Despite the deal velocity, publisher revenue from AI licensing remains far below what search advertising once delivered at its peak. The market is experiencing an AI licensing boom — and a revenue lag. Deals are being signed faster than revenue is materializing.

The pay-per-use marketplace model is most likely to close this gap, because it ties compensation to actual consumption at scale. But the market infrastructure — verified identity, consumption metering, access enforcement — must exist before that pricing can be trusted. Meanwhile, publishers are running out of time to wait for legislation. The UK stepped back from an opt-out approach in March 2026, leaving space for industry-led solutions — but also leaving the field open. Publishers will have to choose a route. The clear risk is fragmentation: different collective initiatives pulling in different directions, weakening the position of all of them.

The convergence of Web Bot Auth, AI Crawl Control, and pay-per-use marketplace models represents the technical and commercial stack needed for a functioning content economy on the Programmable Web. The infrastructure is in place. The deals are being signed. The window to shape the terms of this market — as a publisher, a developer, or an AI company — is open now.


The New Deal Is Being Written Now

The data from Q1 2026 tells a story of transition — and of opportunity. AI crawler volume is growing. So is the number of licensing deals. So is the sophistication of the tools publishers have to set terms, verify identity, attribute consumption, and enforce access. The infrastructure for a new content economy is not theoretical. It is operational.

Developers building on AI are not the enemy. They are the market. The question is whether publishers can participate in that market on fair terms — and the answer, for the first time, is yes.

50+
publisher-AI deals signed — a licensing market forming at pace
$250m+
largest single deal value — proof that content has quantifiable worth to AI companies
500+
publishers in collective licensing pools — industry infrastructure emerging
37
verified AI crawlers in Cloudflare's catalog — identity is becoming standardised

Cloudflare's role in this transition is to be the infrastructure layer that makes the new model work — for both sides. Bot Management and AI Crawl Control give publishers the ability to define who accesses their content and on what terms. Crawler Hints and the /crawl endpoint give developers efficient, compliant access to the web's content. Web Bot Auth gives everyone a cryptographic foundation for identity. The Attribution Dashboard gives publishers the evidence base to negotiate from a position of knowledge rather than assumption.

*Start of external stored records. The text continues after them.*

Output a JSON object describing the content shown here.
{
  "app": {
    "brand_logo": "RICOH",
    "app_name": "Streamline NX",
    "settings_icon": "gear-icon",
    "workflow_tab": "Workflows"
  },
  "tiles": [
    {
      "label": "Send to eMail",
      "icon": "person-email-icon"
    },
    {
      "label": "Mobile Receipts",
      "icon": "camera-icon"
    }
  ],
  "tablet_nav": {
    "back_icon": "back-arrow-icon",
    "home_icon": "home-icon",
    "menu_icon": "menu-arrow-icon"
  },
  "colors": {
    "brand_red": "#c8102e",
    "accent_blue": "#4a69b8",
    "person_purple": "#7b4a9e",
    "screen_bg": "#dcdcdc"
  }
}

The Programmable Web is being built. Cloudflare is building the access layer that determines whether it is built on extraction or on agreement. The terms are being written now — by publishers who block, by developers who comply, and by AI companies who are discovering that a web full of licensed, attributed, fairly compensated content is more valuable than a web of dark patterns and silent scraping.

Block strategically. License intentionally. Build on agreement. The new deal is better for everyone.